The IBEX 35 is inherently more volatile than other European indices due to its exposure to cyclical sectors (banking, energy). In 2024, its annual range was from 8,879 to 11,385 points, a significant amplitude. During crises, it falls more; in booms, it rebounds quickly. This offers both risk and opportunities for active traders, but requires discipline and risk management.

Verdict: Is the upward trend continuing or consolidating?

The IBEX 35 has built an impressive movement, based on solid fundamentals in banking and renewables, a moderately favorable macroeconomic context, and global risk appetite. The break above 17,000 points—historically significant—shows buying conviction.

However, consolidation at 16,850 also suggests that the market respects all-time highs. In the coming weeks (December-January), a lateral movement with an upward bias is most likely, oscillating between 16,600 and 17,200 while digesting gains.

Risks are clear: a 45% chance of global recession, bank margin compression if the ECB cuts aggressively, and geopolitical volatility. But opportunities in renewables and digitalization, along with European stimuli, give the IBEX fundamentals to maintain relevance in the long term.

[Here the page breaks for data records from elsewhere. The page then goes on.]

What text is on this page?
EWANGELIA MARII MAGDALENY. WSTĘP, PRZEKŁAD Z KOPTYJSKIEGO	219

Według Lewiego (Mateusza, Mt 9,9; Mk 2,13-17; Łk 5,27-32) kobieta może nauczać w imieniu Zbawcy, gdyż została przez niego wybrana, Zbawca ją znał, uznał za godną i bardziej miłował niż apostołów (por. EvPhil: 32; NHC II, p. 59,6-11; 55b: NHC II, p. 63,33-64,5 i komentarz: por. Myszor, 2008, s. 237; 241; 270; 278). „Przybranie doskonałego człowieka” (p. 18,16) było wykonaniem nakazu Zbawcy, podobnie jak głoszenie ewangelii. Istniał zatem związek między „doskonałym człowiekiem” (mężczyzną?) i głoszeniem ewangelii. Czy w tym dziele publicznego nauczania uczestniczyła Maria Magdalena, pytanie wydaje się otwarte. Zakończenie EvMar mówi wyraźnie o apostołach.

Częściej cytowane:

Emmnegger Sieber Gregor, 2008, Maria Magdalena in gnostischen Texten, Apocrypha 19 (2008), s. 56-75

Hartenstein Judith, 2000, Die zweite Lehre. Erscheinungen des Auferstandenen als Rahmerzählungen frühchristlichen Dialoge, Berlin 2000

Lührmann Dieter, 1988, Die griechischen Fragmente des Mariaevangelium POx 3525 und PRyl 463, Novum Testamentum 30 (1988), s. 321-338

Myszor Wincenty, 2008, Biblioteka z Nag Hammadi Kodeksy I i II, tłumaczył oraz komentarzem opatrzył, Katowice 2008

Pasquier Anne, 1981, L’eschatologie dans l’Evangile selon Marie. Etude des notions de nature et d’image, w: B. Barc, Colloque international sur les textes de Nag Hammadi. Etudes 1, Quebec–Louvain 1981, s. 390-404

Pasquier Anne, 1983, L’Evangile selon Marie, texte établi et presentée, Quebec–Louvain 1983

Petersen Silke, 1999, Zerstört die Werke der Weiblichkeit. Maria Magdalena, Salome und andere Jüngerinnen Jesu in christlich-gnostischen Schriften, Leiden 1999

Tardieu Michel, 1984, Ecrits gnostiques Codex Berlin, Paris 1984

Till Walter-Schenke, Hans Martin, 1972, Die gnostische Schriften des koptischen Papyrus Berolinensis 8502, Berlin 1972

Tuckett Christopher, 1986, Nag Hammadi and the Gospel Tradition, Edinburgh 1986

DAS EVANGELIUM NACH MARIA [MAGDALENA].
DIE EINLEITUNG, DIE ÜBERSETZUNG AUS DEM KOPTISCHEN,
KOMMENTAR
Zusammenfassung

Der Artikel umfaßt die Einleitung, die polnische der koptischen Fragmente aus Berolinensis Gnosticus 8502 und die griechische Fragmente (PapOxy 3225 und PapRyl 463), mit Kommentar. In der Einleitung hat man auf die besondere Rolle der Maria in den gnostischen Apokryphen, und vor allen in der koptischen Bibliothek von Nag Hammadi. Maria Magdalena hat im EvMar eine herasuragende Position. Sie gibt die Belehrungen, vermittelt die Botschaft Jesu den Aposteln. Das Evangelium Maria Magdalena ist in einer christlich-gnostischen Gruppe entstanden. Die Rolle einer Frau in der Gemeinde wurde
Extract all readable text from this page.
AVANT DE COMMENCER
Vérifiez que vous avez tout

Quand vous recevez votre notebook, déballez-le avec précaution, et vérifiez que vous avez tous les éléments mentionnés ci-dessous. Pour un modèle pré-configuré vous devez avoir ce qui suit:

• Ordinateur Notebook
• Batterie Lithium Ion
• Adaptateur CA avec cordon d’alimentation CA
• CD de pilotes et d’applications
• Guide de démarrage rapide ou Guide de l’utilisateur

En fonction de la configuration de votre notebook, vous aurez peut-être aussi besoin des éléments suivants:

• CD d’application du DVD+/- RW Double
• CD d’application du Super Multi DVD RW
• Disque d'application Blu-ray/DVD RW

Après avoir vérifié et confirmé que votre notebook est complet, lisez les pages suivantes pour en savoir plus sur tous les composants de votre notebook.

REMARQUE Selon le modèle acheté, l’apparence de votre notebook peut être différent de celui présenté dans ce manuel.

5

For investors, the message is: avoid chasing all-time highs with leverage, but also avoid exiting the market. Consolidate positions, diversify between defensive (energy) and cyclical (banking) sectors, and watch key technical levels (support at 16,600, resistance at 17,300). The continuous market still offers opportunities for those who know how to trade within a range.